I know from the Racket docs that the best optimizations happen when using Floats/Flonums. So... yeah, I've tried to make float versions of problems dealing with integers. As in this problem with a racket version using integers, and a typed/racket one artificially turning integers to floats. I have to use tricks: checking equality between two numbers actually means checking that they are "close enough", like in this function which checks if x can be divided by y :

(: divide? (-> Flonum Flonum Boolean))
(define (divide? x y)
  (let ([r (/ x y)])
    (< (- r (floor r)) 1e-6)))

It works (well... the solution is correct) and I have a 30%-40% speed improvement.

How acceptable is this? Do people actually do that in real life? If not, what is the best way to optimize typed/racket solutions when using integers? Or should typed/racket be abandoned altogether when dealing with integers and reserved for problems with float calculations?

2
optimizationintegerrackettyped-racket

2 Answers

4
votes

In most cases the solution is to use better algorithms rather than converting to Typed Racket.

Since most problems at Project Euler concern integers, here is a few tips and tricks:

  1. The division operator / needs to compute the greatest common division between the denominator and the numerator in order to cancel out common factors. This makes / a bad choice if you only want to know whether one number divides another. Use (= (remainder n m) 0) to check whether m divides n. Also: use quotient rander than / when you know the division has a zero remainder.

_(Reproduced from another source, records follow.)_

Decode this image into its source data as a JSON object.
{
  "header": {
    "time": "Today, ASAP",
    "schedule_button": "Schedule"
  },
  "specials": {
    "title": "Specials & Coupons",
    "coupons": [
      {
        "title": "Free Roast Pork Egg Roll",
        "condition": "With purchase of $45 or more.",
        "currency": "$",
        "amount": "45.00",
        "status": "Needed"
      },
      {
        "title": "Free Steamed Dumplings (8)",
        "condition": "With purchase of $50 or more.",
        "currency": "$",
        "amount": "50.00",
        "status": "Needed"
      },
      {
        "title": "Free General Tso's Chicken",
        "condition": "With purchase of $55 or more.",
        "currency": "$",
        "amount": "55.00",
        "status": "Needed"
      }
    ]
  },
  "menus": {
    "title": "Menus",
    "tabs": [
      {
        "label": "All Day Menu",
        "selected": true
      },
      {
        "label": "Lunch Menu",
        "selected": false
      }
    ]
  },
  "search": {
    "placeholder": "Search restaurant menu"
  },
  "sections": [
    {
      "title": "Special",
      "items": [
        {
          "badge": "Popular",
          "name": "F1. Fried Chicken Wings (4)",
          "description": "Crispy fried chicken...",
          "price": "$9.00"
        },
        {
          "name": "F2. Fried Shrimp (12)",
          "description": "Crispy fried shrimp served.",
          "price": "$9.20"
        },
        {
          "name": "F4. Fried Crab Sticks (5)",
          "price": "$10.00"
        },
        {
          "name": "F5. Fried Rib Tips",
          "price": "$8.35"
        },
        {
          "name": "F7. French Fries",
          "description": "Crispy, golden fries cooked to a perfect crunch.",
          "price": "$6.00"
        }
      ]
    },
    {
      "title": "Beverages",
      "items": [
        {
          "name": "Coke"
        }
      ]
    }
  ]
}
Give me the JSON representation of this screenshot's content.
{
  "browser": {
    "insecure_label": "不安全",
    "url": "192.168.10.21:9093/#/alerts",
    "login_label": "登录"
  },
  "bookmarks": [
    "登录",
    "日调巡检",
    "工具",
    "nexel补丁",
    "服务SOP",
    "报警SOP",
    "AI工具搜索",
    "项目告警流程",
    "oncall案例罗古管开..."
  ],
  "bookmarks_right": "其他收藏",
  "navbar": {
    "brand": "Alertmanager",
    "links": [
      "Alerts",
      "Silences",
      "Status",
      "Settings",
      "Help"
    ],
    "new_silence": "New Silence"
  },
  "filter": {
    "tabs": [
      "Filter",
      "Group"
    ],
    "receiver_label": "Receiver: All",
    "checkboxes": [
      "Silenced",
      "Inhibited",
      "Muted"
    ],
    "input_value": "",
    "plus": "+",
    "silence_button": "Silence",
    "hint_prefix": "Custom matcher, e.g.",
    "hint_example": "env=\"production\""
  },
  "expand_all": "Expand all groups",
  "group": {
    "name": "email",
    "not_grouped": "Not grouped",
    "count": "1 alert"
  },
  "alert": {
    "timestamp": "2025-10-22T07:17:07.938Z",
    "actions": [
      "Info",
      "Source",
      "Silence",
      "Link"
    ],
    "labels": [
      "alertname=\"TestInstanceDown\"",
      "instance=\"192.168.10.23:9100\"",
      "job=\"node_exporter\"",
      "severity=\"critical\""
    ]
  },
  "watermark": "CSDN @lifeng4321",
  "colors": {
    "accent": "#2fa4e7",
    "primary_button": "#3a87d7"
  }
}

  2. Use memoization to avoid recomputation. I.e. use a vector to store already computed results. Example: https://github.com/racket/math/blob/master/math-lib/math/private/number-theory/eulerian-number.rkt

  3. First implement a naive algorithm. Then consider how to reduce the number of cases. A rule of thumb: brute force works best if you can reduce the number of cases to 1-10 million.

  4. To reduce the number of cases look for parametrizations of the search space. Example: If you need to find a Pythagorean triple: loop over numbers m and n and then compute a = m^2 - n^2, b = 2mn, and, c = m^2 + n^2. This will be faster than looping over a, b, and, c skipping those triples where a^2 + b^2 = c^2 is not true.

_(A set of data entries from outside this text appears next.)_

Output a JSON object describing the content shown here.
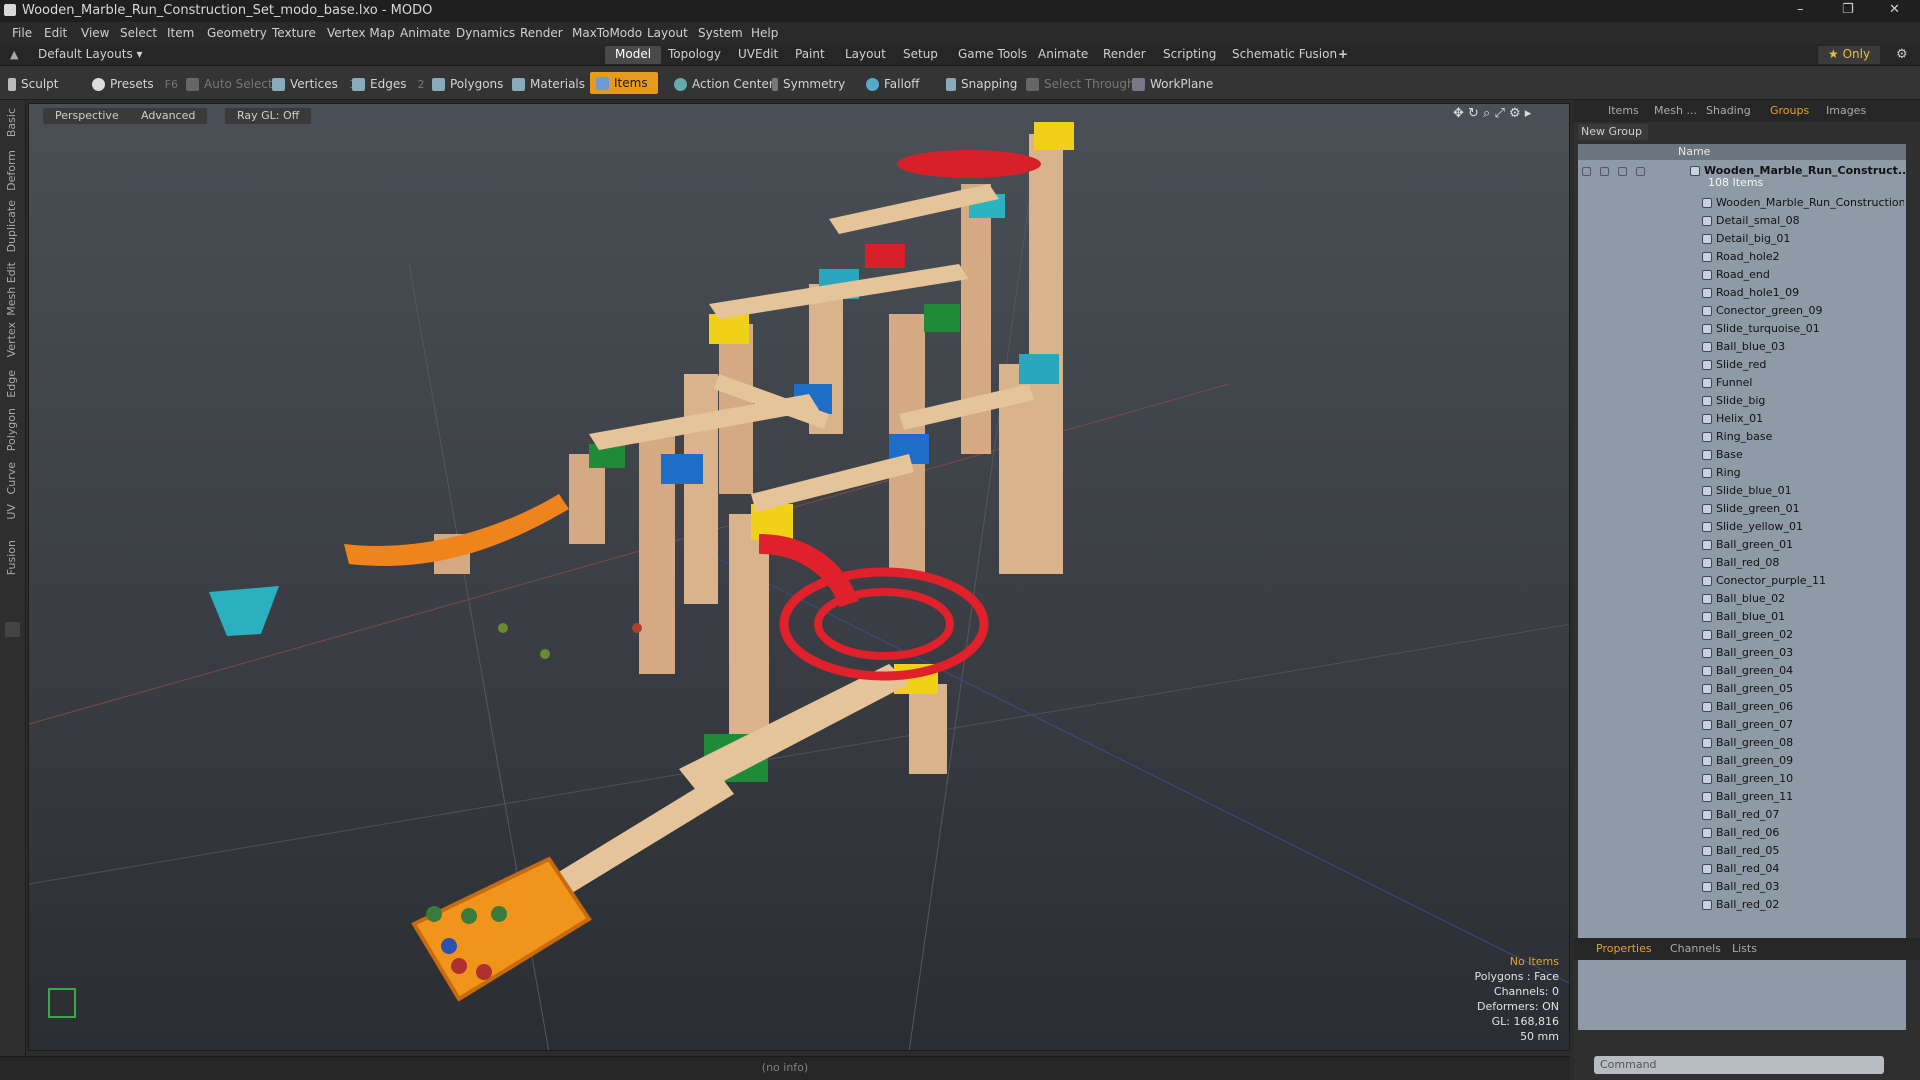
{
  "window": {
    "title": "Wooden_Marble_Run_Construction_Set_modo_base.lxo - MODO",
    "minimize": "–",
    "maximize": "❐",
    "close": "✕"
  },
  "menu": [
    "File",
    "Edit",
    "View",
    "Select",
    "Item",
    "Geometry",
    "Texture",
    "Vertex Map",
    "Animate",
    "Dynamics",
    "Render",
    "MaxToModo",
    "Layout",
    "System",
    "Help"
  ],
  "layout": {
    "selector": "Default Layouts ▾",
    "tabs": [
      "Model",
      "Topology",
      "UVEdit",
      "Paint",
      "Layout",
      "Setup",
      "Game Tools",
      "Animate",
      "Render",
      "Scripting",
      "Schematic Fusion"
    ],
    "add": "+",
    "only": "★ Only"
  },
  "toolbar": {
    "sculpt": "Sculpt",
    "presets": "Presets",
    "presets_key": "F6",
    "auto_select": "Auto Select",
    "vertices": "Vertices",
    "vertices_key": "1",
    "edges": "Edges",
    "edges_key": "2",
    "polygons": "Polygons",
    "materials": "Materials",
    "items": "Items",
    "action_center": "Action Center",
    "symmetry": "Symmetry",
    "falloff": "Falloff",
    "snapping": "Snapping",
    "select_through": "Select Through",
    "workplane": "WorkPlane"
  },
  "left_tabs": [
    "Basic",
    "Deform",
    "Duplicate",
    "Mesh Edit",
    "Vertex",
    "Edge",
    "Polygon",
    "Curve",
    "UV",
    "Fusion"
  ],
  "viewport": {
    "perspective": "Perspective",
    "advanced": "Advanced",
    "raygl": "Ray GL: Off",
    "info": {
      "no_items": "No Items",
      "polygons": "Polygons : Face",
      "channels": "Channels: 0",
      "deformers": "Deformers: ON",
      "gl": "GL: 168,816",
      "focal": "50 mm"
    }
  },
  "status": "(no info)",
  "right_panel": {
    "tabs": [
      "Items",
      "Mesh ...",
      "Shading",
      "Groups",
      "Images"
    ],
    "new_group": "New Group",
    "column_name": "Name",
    "group_name": "Wooden_Marble_Run_Construct...",
    "group_count": "108 Items",
    "items": [
      "Wooden_Marble_Run_Construction ...",
      "Detail_smal_08",
      "Detail_big_01",
      "Road_hole2",
      "Road_end",
      "Road_hole1_09",
      "Conector_green_09",
      "Slide_turquoise_01",
      "Ball_blue_03",
      "Slide_red",
      "Funnel",
      "Slide_big",
      "Helix_01",
      "Ring_base",
      "Base",
      "Ring",
      "Slide_blue_01",
      "Slide_green_01",
      "Slide_yellow_01",
      "Ball_green_01",
      "Ball_red_08",
      "Conector_purple_11",
      "Ball_blue_02",
      "Ball_blue_01",
      "Ball_green_02",
      "Ball_green_03",
      "Ball_green_04",
      "Ball_green_05",
      "Ball_green_06",
      "Ball_green_07",
      "Ball_green_08",
      "Ball_green_09",
      "Ball_green_10",
      "Ball_green_11",
      "Ball_red_07",
      "Ball_red_06",
      "Ball_red_05",
      "Ball_red_04",
      "Ball_red_03",
      "Ball_red_02"
    ],
    "bottom_tabs": [
      "Properties",
      "Channels",
      "Lists"
    ],
    "command_placeholder": "Command"
  },
  "colors": {
    "accent": "#e89a1c",
    "tree_bg": "#8e9aa6"
  }
}
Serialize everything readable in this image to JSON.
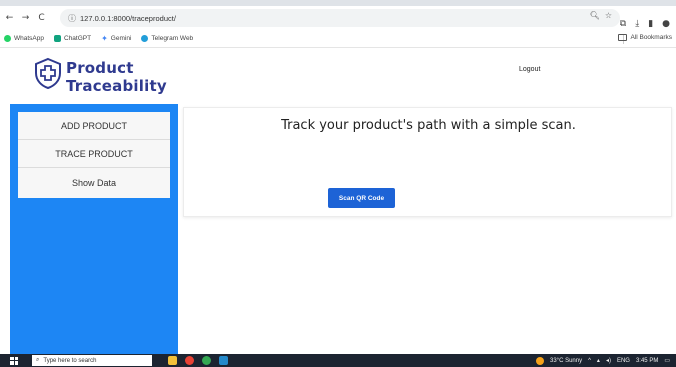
{
  "browser": {
    "url": "127.0.0.1:8000/traceproduct/",
    "nav": {
      "back": "←",
      "forward": "→",
      "reload": "C"
    },
    "bookmarks": [
      {
        "label": "WhatsApp",
        "color": "#25d366"
      },
      {
        "label": "ChatGPT",
        "color": "#10a37f"
      },
      {
        "label": "Gemini",
        "color": "#4285f4"
      },
      {
        "label": "Telegram Web",
        "color": "#229ed9"
      }
    ],
    "all_bookmarks": "All Bookmarks"
  },
  "header": {
    "logo_line1": "Product",
    "logo_line2": "Traceability",
    "logout": "Logout"
  },
  "sidebar": {
    "items": [
      {
        "label": "ADD PRODUCT"
      },
      {
        "label": "TRACE PRODUCT"
      },
      {
        "label": "Show Data"
      }
    ]
  },
  "main": {
    "headline": "Track your product's path with a simple scan.",
    "scan_button": "Scan QR Code"
  },
  "taskbar": {
    "search_placeholder": "Type here to search",
    "weather": "33°C  Sunny",
    "language": "ENG",
    "time": "3:45 PM"
  },
  "colors": {
    "sidebar": "#1d86f4",
    "brand": "#2f3a8f",
    "button": "#1d63d6",
    "taskbar": "#1c2431"
  }
}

  5. Look for tips and tricks in the source of math/number-theory.

2
votes

Not aspiring to be an real answer since I can't provide any general tips soegaard hasn't posted already, but since I recently have done "Amicable numbers Problem 21", I thought may as well leave you my solution here (Sadly not many Lisp solutions get posted on Euler...).

(define (divSum n)
  (define (aux i sum)
    (if (> (sqr i) n)
        (if (= (sqr (sub1 i)) n)  ; final check if n is a perfect square
            (- sum (sub1 i))
            sum)
        (aux (add1 i) (if (= (modulo n i) 0)
                          (+ sum i (/ n i))
                          sum))))
  (aux 2 1))


(define (amicableSum n)
  (define (aux a sum)
    (if (>= a n)
        sum
        (let ([b (divSum a)])
          (aux (add1 a)
               (if (and (> b a) (= (divSum b) a))
                   (+ sum a b)
                   sum)))))
  (aux 2 0))

> (time (amicableSum 10000))
cpu time: 47 real time: 46 gc time: 0

When dealing with divisors one can often stop at the square-root of n like here with divSum. And when you find an amicable pair you may as well add both to the sum at once, what saves you an unnecessary computation of (divSum b) in my code.